13 de dezembro de 1992, no Estado Nacional de Tóquio, entrava em campo São Paulo e Barcelona para duelarem pelo título de melhor equipe do mundo. No banco dos times, duas figuras icônicas. Telê Santana, o grande técnico da inesquecível seleção brasileira derrotada em 1982; Johan Cruyff, o lendário jogador da inesquecível seleção holandesa derrotada em 1974. Ambos caíram pelo resultado, mas se ergueram no tempo pela dádiva que ofertaram. Eles gostavam de sentir aquela alegria que invade o corpo ao contemplar um futebol artístico, de encontros generosos, de técnica quase divina. No entanto, eram homens que entendiam as coisas da vida e do jogo de maneira quase antagônica.

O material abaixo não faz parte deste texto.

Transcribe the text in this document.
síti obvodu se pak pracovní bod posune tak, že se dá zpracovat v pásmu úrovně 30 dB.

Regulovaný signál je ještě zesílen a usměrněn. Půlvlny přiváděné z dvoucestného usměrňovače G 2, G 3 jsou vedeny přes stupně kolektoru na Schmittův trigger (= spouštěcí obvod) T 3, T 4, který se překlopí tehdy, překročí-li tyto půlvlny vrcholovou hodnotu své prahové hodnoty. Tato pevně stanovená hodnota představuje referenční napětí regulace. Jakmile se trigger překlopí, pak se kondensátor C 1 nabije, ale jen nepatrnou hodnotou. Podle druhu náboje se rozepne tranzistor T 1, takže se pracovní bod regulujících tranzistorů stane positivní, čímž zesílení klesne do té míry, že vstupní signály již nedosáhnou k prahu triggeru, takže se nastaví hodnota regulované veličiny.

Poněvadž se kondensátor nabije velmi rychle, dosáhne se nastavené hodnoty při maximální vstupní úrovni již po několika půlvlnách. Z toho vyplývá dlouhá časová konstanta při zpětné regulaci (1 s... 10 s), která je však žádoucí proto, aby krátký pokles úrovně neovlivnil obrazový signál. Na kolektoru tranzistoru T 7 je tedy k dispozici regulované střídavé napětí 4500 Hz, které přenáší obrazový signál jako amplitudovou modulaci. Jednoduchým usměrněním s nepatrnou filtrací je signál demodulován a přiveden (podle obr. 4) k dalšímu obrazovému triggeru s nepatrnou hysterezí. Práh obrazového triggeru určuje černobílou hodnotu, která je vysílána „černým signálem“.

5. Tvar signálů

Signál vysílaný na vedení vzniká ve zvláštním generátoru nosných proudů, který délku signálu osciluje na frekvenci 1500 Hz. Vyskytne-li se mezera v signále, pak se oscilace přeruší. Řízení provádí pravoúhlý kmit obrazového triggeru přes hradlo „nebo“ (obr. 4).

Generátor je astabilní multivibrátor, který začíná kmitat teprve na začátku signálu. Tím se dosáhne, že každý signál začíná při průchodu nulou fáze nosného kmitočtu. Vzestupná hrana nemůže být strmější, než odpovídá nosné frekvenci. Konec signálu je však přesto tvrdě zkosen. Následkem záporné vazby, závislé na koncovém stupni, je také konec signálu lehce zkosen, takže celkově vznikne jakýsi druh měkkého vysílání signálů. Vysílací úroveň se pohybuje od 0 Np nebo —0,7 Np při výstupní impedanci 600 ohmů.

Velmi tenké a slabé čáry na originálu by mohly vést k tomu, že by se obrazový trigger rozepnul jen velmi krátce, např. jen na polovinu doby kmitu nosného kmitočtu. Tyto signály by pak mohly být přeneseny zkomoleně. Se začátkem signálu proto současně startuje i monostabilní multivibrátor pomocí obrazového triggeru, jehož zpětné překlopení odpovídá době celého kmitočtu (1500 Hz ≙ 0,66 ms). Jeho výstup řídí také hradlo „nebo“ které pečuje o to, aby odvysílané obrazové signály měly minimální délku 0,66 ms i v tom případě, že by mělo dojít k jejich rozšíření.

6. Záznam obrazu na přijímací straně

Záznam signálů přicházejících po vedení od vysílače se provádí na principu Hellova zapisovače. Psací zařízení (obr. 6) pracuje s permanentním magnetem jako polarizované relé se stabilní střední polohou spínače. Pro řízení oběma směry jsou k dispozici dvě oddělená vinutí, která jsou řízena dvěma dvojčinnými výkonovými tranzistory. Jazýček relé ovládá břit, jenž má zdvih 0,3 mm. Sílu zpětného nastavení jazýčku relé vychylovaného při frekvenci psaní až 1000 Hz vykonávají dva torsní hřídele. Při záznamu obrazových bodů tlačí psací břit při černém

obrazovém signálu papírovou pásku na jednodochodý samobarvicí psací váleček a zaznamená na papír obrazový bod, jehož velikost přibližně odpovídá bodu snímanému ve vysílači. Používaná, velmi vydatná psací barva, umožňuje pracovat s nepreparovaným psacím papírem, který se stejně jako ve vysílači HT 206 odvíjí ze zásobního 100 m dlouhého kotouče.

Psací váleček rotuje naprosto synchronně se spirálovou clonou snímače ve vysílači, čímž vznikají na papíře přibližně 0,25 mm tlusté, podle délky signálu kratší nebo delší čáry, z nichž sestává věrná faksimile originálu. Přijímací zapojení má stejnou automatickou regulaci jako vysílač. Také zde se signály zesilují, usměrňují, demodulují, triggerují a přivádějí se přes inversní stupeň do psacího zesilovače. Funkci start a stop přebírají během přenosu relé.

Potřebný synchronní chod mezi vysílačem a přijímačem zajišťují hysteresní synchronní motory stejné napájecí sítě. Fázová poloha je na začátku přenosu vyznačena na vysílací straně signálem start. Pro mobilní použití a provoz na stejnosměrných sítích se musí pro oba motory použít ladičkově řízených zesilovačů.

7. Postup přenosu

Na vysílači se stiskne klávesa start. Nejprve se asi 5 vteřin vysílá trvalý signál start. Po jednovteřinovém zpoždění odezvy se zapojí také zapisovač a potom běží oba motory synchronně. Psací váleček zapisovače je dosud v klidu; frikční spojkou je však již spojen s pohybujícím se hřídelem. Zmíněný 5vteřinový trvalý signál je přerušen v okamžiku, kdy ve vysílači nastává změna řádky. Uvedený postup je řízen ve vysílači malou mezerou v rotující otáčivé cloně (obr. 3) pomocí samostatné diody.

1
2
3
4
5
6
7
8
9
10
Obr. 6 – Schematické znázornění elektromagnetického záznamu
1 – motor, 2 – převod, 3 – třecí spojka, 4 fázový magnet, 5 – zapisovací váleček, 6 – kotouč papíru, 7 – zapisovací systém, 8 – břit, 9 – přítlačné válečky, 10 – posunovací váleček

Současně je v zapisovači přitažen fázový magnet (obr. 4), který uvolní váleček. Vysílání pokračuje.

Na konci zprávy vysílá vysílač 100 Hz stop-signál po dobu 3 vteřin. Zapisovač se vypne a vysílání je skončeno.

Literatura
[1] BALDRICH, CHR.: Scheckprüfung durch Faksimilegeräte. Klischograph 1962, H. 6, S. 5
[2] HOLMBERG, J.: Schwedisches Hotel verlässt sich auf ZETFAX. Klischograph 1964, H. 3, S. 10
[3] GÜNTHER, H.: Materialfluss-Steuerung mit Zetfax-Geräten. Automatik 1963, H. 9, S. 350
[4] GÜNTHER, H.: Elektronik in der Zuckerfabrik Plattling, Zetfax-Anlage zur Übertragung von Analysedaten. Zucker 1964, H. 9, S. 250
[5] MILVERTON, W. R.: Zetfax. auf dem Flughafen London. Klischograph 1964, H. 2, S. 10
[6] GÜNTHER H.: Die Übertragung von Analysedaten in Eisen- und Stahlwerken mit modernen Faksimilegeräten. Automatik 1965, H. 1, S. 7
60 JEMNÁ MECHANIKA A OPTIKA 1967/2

Um mundo que quer esquecer o passado já não se reconhece para o futuro. Compreender o que se passava entre Telê e Cruyff, entre o futebol do São Paulo e o futebol do Barcelona, é entender a variedade com o que uma mesma coisa se manifesta. O amor pela “pelota” pode ser feito, sentido, praticado, se manifestar de maneiras diferentes de acordo com cada cultura futebolística, cada homem que está ali em campo, cada maneira de perceber como é a vida neste mesmo rio que corre com as águas sem se separarem. Rever este duelo é pensar a respeito disso em tempos de “uniformização” do jogo, o mau uso da ciência para destruir a sua hermenêutica e as culturas locais que se manifestaram a partir do futebol.
O Barcelona jogava num 3–4–3. Ferrer, Koeman e Witschge formavam a linha defensiva. Guardiola era o mediocentro que se aproximavam desses três para fazer uma saída em 3–1. Os dois armadores eram Amor e Laudrup, eles variavam da base da jogada para o entrelinhas de acordo com o jogo de posição que a equipe ia fazendo. Bakero era o meia-atacante (mediapunta), mas recuava bastante para ser o “segundo homem” para a saída de bola curta com Guardiola (o primeiro homem), deixando Amor ou Laudrup avançarem, tornando-se o terceiro homem por trás da linha defensiva adversária. Begiristáin era o “9”, e Eusébio e Stoichkov jogavam como ponteiros grudados na linha lateral, dando amplitude ao time. Durante o jogo, Stoichkov e Begiristáin trocaram de posição.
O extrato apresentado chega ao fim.